Envelhecimento demográfico e responsabilidade social

O Instituto Nacional de Estatística prevê que, até 2050, um terço da população portuguesa terá mais de 65 anos. O aumento exponencial da dependência funcional e cognitiva implicará uma reformulação urgente das políticas de cuidado em Portugal. A manutenção da atual lógica de privatização doméstica do cuidado — onde a família, e sobretudo as mulheres, suportam a maior parte dos encargos — configura uma violação tácita dos direitos sociais fundamentais.

Henrique Fonseca, sociólogo da Universidade de Évora, sustenta que “a sociedade portuguesa está a delegar no amor aquilo que deveria ser assegurado pela justiça social”. Esta sobrecarga moral, ainda que nobre no plano afetivo, converte-se em sacrifício estrutural quando não amparada por políticas públicas adequadas.

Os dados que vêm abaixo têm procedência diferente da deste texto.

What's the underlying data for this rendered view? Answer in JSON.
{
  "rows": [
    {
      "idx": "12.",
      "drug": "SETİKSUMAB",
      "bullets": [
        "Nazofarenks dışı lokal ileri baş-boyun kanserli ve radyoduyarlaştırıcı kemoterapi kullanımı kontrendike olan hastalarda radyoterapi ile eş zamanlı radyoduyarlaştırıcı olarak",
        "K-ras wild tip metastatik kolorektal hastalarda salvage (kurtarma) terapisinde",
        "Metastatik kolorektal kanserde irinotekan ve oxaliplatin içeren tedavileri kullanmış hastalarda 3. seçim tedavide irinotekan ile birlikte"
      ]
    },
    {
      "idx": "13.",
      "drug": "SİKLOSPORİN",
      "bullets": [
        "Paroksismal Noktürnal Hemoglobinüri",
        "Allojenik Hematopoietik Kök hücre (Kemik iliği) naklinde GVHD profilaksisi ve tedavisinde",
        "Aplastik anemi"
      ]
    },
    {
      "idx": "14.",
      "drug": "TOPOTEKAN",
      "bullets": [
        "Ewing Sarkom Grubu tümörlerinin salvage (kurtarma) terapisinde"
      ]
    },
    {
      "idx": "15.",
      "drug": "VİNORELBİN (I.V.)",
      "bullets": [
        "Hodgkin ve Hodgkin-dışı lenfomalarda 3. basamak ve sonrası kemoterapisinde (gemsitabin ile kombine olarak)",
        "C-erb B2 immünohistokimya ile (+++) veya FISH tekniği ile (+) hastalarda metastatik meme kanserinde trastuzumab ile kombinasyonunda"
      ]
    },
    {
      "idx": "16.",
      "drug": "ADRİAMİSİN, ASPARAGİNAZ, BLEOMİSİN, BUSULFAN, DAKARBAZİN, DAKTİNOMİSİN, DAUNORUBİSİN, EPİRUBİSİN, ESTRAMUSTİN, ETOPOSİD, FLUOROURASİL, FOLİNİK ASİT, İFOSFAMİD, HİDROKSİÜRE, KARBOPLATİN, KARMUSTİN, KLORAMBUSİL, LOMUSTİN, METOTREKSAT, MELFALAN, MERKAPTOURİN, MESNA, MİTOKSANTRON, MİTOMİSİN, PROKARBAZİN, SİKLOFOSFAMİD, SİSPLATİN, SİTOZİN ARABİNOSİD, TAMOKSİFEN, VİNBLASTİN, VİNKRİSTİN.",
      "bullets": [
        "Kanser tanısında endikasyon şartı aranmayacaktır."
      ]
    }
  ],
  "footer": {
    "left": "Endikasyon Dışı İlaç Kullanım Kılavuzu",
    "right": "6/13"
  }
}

Por entre os becos de bairros periféricos, os campos despovoados do Alentejo e os centros históricos desertificados do norte, persistem histórias de resistência silenciosa. Cuidadores que, na ausência do Estado, reinventam todos os dias a dignidade do outro. Mas a solidariedade individual, por mais heroica que seja, não deve substituir o dever institucional.